He proclaimed, “The one who is more powerful than I is coming after me; I am not worthy to stoop down and untie the thong of his sandals. I have baptized you with water; but he will baptize you with the Holy Spirit.” —Mark 1:7–8
John the Baptist’s qualities are most rare and yet crucial for any reform or authentic transformation of persons or groups. That is why we focus on John the Baptist every Advent and why Jesus trusts him and accepts his non-temple, offbeat nature ritual, while also going far beyond him. Water is only the container; fire and Spirit are the contents, John says. Yet if we are not like the great John, we will invariably substitute our own little container for the real contents. We will substitute rituals for reality instead of letting the rituals point us beyond themselves.
John the Baptizer is the strangest combination of conviction and humility, morality and mysticism, radical prophecy and living in the present.
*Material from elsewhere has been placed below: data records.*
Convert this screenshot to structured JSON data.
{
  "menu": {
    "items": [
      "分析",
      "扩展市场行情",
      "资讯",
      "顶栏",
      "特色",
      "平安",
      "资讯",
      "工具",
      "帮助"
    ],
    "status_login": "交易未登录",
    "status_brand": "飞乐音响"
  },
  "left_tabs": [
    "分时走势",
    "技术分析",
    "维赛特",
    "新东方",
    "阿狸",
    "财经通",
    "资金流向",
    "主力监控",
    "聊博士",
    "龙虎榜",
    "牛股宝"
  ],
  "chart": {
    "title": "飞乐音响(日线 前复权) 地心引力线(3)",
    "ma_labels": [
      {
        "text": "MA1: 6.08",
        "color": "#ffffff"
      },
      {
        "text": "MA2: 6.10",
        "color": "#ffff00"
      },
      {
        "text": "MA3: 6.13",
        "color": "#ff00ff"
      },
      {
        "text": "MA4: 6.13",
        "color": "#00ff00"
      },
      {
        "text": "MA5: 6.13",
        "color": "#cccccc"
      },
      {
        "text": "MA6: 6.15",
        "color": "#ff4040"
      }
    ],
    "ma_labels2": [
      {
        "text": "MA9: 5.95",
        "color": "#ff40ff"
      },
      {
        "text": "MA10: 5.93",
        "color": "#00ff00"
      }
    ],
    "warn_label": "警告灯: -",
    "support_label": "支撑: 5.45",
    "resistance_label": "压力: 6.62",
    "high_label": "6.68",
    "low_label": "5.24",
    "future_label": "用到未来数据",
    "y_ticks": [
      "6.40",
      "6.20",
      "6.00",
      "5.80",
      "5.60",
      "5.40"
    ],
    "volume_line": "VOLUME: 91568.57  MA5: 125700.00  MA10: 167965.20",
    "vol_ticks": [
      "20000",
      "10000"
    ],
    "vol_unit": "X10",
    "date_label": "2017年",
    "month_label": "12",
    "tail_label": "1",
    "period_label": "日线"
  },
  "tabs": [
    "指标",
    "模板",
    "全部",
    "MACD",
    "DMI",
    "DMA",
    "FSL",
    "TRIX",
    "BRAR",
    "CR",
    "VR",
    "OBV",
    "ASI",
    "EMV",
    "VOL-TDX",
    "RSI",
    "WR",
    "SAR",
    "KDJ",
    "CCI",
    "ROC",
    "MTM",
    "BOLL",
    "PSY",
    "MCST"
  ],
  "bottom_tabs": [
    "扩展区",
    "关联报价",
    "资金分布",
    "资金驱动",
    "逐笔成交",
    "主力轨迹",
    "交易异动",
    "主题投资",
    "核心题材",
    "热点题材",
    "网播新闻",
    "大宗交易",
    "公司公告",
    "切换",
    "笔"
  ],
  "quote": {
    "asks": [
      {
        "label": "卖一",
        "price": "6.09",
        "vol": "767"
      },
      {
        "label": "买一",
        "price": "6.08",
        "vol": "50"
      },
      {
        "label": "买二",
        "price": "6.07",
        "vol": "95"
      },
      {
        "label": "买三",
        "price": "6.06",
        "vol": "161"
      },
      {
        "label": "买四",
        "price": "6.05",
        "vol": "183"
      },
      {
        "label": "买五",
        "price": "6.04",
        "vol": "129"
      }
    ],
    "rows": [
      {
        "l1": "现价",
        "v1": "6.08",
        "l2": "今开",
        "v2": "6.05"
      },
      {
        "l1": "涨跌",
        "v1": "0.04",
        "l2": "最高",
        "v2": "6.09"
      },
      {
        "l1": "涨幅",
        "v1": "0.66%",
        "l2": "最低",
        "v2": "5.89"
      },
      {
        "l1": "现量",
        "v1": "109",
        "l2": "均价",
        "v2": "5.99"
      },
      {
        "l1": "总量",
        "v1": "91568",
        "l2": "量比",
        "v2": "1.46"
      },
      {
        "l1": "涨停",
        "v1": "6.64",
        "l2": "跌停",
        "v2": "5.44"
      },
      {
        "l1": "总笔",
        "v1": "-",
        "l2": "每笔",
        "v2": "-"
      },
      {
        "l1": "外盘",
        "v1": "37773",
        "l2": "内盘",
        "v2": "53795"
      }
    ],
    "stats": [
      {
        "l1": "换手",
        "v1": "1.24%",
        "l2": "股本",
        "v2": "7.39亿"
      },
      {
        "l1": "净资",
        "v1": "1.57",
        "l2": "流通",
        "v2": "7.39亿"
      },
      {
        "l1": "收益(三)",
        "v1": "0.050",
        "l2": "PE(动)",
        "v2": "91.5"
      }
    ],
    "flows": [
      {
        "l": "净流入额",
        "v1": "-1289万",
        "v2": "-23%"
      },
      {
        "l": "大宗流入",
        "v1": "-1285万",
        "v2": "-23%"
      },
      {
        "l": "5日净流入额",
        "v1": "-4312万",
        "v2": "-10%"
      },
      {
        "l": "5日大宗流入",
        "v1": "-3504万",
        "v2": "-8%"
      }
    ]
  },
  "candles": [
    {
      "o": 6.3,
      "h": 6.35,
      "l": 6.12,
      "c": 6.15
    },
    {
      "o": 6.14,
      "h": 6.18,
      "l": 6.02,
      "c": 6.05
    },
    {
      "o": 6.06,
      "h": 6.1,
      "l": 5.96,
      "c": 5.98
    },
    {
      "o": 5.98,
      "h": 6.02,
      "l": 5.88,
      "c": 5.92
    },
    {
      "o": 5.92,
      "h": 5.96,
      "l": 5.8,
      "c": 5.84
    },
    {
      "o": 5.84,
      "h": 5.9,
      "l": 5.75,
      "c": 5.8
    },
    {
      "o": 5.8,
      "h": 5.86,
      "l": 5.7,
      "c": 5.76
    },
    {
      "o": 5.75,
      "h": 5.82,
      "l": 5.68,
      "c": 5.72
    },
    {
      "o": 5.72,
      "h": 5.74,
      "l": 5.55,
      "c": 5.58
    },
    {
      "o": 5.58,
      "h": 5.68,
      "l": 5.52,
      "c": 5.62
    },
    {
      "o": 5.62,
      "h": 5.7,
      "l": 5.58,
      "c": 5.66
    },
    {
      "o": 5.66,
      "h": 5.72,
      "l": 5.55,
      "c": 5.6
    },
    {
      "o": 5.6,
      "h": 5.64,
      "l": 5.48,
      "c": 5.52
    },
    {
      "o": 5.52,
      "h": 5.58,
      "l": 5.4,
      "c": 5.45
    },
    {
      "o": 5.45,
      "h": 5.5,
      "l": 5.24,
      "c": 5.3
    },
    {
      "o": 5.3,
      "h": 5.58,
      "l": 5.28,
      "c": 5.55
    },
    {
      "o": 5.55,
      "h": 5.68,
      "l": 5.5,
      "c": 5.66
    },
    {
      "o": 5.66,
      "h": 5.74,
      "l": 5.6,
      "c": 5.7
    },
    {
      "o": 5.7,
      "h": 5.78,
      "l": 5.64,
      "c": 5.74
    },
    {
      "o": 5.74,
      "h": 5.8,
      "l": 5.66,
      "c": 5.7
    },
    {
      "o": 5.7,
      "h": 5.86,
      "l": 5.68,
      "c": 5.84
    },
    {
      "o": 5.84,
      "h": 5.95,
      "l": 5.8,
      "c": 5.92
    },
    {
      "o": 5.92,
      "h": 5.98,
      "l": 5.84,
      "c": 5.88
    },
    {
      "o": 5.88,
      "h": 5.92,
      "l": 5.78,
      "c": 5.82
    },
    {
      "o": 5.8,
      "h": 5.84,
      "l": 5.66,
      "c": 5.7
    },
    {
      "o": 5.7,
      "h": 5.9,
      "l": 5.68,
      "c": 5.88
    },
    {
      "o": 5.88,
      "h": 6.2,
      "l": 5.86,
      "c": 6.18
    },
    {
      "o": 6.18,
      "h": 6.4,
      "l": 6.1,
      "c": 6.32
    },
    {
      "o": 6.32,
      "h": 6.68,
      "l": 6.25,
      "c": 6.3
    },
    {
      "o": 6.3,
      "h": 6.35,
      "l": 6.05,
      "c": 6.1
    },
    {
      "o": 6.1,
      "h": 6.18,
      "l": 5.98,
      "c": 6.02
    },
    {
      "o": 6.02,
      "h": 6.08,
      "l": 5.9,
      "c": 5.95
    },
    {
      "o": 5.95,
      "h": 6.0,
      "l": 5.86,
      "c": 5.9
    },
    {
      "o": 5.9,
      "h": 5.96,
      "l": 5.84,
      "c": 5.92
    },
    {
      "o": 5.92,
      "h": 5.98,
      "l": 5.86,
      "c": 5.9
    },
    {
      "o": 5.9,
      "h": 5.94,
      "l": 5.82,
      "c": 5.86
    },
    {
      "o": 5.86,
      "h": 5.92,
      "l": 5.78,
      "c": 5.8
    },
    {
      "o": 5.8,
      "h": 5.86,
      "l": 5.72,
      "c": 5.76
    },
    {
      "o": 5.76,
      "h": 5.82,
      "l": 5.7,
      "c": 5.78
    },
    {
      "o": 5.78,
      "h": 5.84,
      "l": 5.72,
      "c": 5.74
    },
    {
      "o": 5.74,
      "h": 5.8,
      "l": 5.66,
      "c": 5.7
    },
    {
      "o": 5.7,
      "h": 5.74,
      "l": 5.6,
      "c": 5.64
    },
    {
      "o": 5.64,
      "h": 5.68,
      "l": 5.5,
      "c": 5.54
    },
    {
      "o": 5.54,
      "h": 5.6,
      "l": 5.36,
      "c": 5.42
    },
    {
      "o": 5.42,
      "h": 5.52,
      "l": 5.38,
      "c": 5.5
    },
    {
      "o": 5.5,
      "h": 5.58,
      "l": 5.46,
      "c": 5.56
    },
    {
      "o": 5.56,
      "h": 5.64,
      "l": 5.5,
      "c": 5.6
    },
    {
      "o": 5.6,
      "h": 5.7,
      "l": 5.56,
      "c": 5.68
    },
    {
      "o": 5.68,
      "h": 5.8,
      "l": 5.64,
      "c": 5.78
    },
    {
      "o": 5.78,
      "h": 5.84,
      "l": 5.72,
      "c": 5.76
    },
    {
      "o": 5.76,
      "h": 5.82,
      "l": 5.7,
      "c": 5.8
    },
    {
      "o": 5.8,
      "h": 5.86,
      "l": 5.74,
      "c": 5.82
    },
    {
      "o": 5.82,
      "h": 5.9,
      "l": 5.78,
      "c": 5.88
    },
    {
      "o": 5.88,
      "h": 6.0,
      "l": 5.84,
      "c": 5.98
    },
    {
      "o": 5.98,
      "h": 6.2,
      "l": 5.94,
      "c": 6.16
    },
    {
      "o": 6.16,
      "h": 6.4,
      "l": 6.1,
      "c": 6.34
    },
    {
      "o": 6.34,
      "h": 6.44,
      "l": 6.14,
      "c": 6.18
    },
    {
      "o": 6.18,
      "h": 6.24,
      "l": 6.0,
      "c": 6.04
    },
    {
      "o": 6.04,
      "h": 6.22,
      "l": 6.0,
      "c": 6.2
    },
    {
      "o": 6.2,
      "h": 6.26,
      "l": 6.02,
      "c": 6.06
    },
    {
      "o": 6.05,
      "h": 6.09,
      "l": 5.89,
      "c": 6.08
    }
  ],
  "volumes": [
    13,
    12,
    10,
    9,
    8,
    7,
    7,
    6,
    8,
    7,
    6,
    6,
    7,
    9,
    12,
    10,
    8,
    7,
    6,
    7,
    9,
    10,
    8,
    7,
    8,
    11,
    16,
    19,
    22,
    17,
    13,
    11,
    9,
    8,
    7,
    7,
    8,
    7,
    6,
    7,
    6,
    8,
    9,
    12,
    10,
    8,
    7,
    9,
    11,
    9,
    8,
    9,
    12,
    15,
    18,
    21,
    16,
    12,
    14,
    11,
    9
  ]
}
This son of the priestly temple class does his own thing down by the riverside; he is a man born into privilege who dresses like a hippie; he is a superstar who is willing to let go of everything, creating his own water baptism and then saying that what really matters is the baptism of “Spirit and fire”! He is a living paradox, as even Jesus says of him: “There is no man greater than John…but he is also the least” in the new reality that I am bringing about (Matthew 11:11). John both gets it and does not get it at all, which is why he has to exit stage right early in the drama. He has played his single and important part, and he knows it. His is brilliantly a spirituality of descent, not ascent. “He must grow bigger, I must grow smaller” (John 3:30).
The only way such freedom can happen is if John learned to be very empty of himself already as a young man, before he even built his tower of success. His ego was out of the way so much so that he could let go of his own ego, his own message and even his own life. This is surely the real meaning of his head on a platter! Some have cleverly said that ego is an acronym for “Edging God Out.” There’s got to be such emptiness, or we cannot point beyond ourselves to Jesus, as John did. Such emptiness doesn’t just fall into our laps; such humility does not just happen. It is surely the end product of a thousand letting-goes and a thousand acts of devotion, which for John the Baptist gradually edged God in.
Reflect
How is your spirituality one of ascent or descent?